Problem - D - Codeforces
First we will have to take away apparently wrong cases, where
dis[ i ][ i ] != 0 or dis[ i ][ j ] == 0 for i != j, or if dis[ i ][ j ] != dis[ j ][ i ].
We will find that we are willing to make a tree, so the shortest path between each pair of vertices must be unique. That means, if we take the minimum spanning tree from the given adjacency matrix, it should be able to describe exactly the same distance matrix, otherwise it will imply that the matrix cannot be formed by a tree.

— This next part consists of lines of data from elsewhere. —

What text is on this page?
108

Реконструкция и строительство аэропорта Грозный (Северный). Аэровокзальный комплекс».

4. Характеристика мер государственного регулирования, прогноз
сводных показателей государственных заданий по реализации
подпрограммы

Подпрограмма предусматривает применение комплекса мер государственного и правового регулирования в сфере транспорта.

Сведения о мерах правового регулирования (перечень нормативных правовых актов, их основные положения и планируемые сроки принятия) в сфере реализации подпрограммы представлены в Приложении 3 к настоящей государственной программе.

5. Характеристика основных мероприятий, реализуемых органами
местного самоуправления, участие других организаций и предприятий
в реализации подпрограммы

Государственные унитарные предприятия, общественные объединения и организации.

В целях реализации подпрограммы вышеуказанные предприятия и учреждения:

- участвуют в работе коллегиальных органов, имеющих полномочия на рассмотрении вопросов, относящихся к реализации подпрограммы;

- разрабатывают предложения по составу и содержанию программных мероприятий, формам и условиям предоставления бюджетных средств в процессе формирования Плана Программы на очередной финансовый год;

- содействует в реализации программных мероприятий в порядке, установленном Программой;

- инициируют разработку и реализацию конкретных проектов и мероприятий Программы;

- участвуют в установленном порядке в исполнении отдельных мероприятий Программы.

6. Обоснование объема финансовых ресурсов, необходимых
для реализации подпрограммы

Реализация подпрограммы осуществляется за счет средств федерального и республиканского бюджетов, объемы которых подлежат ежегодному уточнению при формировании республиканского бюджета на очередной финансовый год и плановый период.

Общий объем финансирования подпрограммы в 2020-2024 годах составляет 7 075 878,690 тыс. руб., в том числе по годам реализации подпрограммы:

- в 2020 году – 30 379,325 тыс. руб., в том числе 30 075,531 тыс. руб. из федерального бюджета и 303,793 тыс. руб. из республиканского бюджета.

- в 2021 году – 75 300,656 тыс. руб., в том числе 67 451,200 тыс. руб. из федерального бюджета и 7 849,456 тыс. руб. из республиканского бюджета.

So we will only have to get the mst O( n ^ 2 lg n ), then get the distance matrix from it with O( n ^ 2 ) by DFS or BFS.
And be careful with the case where there is only one vertex.

#include <bits/stdc++.h>
using namespace std;
const int MAXN = 2e3 + 3;
const int MAXD = 1e9 + 9;
typedef pair< int, int > pii;

int n;
int d[ MAXN ][ MAXN ];

struct Edge{
    int u, v, w;
    Edge( int _u = -1, int _v = -1, int _w = -1 ):
        u(_u), v(_v), w(_w){}
    bool operator < ( const Edge &oth ) const{
        return w < oth.w;
    }
};

int es_cnt;
Edge es[ MAXN * MAXN ];
vector< Edge > G[ MAXN ];

struct UnionFind{
    int fa[ MAXN ];
    void init( int _n ){
        for( int i = 0; i < _n; ++i )
            fa[ i ] = i;
    }
    int find( int x ){ return fa[ x ] == x ? x : fa[ x ] = find( fa[ x ] ); }
    bool unite( int x, int y ){
        int a = find( x );
        int b = find( y );
        if( a == b ) return false;
        fa[ a ] = b; return true;
    }
} uf;

struct MST{
    int chose_cnt;
    vector< Edge > chose[ MAXN ];
    int dis[ MAXN ][ MAXN ];
    void solve(){
        uf.init( n );
        sort( es, es + es_cnt );
        for( int i = 0; i < es_cnt; ++i ){
            int u = es[ i ].u;
            int v = es[ i ].v;
            int w = es[ i ].w;
            if( uf.unite( u, v ) ){
                chose[ u ].push_back( Edge( u, v, w ) );
                chose[ v ].push_back( Edge( v, u, w ) );
                if( ++chose_cnt == n - 1 )
                    return;
            }
        }
        assert( false );
    }
    void dfs( int u, int fa, int w, vector< int > &vis ){
        for( int v : vis )
            dis[ u ][ v ] = dis[ v ][ u ] = dis[ fa ][ v ] + w;
        vis.push_back( u );
        for( Edge &e : chose[ u ] ){
            if( e.v == fa ) continue;
            dfs( e.v, u, e.w, vis );
        }
    }
    void computeDis(){
        vector< int > vis;
        dfs( 0, -1, 0, vis );
    }
} mst;

void solve(){
    if( n == 1 ) return (void)( puts( d[ 0 ][ 0 ] ? "NO" : "YES" ) );
    for( int i = 0; i < n; ++i )
        for( int j = 0; j < n; ++j ){
            if( i == j && d[ i ][ j ] )
                return (void)puts("NO");
            if( i != j && d[ i ][ j ] == 0 )
                return (void)puts("NO");
        }
    for( int i = 0; i < n; ++i )
        for( int j = i + 1; j < n; ++j )
            if( d[ i ][ j ] != d[ j ][ i ] )
                return (void)puts("NO");
    for( int i = 0; i < n; ++i )
        for( int j = 0; j < n; ++j ) if( i != j ){
            Edge e = Edge( i, j, d[ i ][ j ] );
            es[ es_cnt++ ] = e;
            G[ i ].push_back( e );
        }
    mst.solve();
    mst.computeDis();
    for( int i = 0; i < n; ++i )
        for( int j = 0; j < n; ++j )
            if( d[ i ][ j ] != mst.dis[ i ][ j ] )
                return (void)puts("NO");
    puts("YES");
}

int main(){
    scanf("%d", &n);
    for( int i = 0; i < n; ++i )
        for( int j = 0; j < n; ++j )
            scanf("%d", &d[ i ][ j ]);
    solve();
    return 0;
}